MARBURG. – sapperlot! Der Hörsaal bebt vor Lachen. Dabei ist mir der Satz nur herausgerutscht. Ich wollte sagen: "Die Schreinerei ist wichtig." Statt dessen kommt doch glatt "Die Schweinerei ist richtig." Freid läßt grüßen.

Hand aufs Herz: Wem bereiten Freudsche Versprecher kein diebisches Vergnügen? Gibt es sie auch in der Politik?

Eine Freudsche Fehlleistung ersten Ranges war der Fall der Berliner Mauer. Sie begann damit, daß das SED-Politbüromitglied Günter Schabowski in einer Nachrichtensendung plötzlich einen Zettel in seiner linken Sakkotasche fand. Regierungserklärungen werden gewöhnlich aus feinen Kalbsledermappen gefingert. Es hieß, der Zettel stamme aus dem Politbüro; Schabowski habe ihn ungelesen verschwinden lassen und "vergessen". Ganz "zufällig" habe er ihn vor der Kamera hervorgezogen und zweimal umgedreht.

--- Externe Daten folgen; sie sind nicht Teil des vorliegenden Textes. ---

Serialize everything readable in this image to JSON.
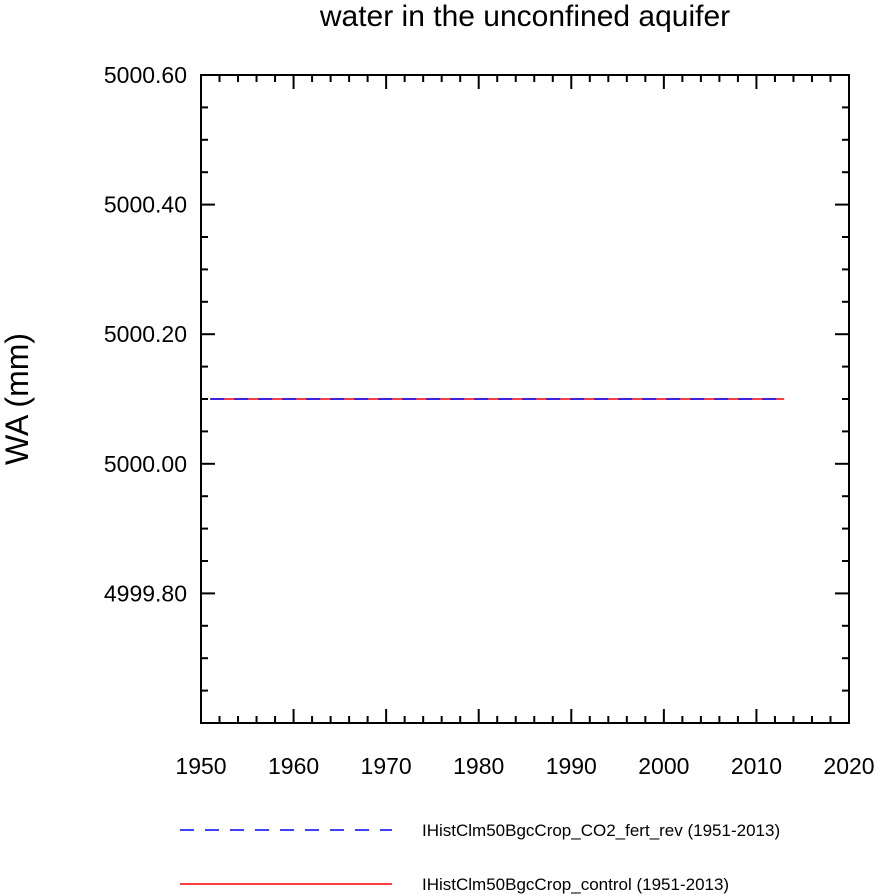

Dann teilte Schabowski mit, daß ausreisewillige Bürger nun direkt und nicht auf dem leidigen Umweg über die Tschechoslowakei in die BRD und West-Berlin ausreisen können.

Zweite Fehlleistung: Die Menschen hörten das, was sie in unbewußter Bereitschaft hören wollten, nämlich das Signal zur Maueröffnung. Davon war mit keinem Wort die Rede.

Zwischen 19.00 und 22.00 Uhr tat sich an den Grenzübergängen gar nichts. Plötzliche Menschenmassen vor dem Übergang Bornholmer Straße irritierten dann die Kontrolleure.

Dritte Fehlleistung: Die Grenzposten erreichten niemanden am anderen Ende der Telephonleitung, um sich Anweisungen geben zu lassen, wie mit den wartenden Menschen zu verfahren sei. Eine Unerhörtheit schlechthin. Wenn im Osten sonst ein Telephon eine todsichere Verbindung ermöglichte, dann war es das Grenztelephon!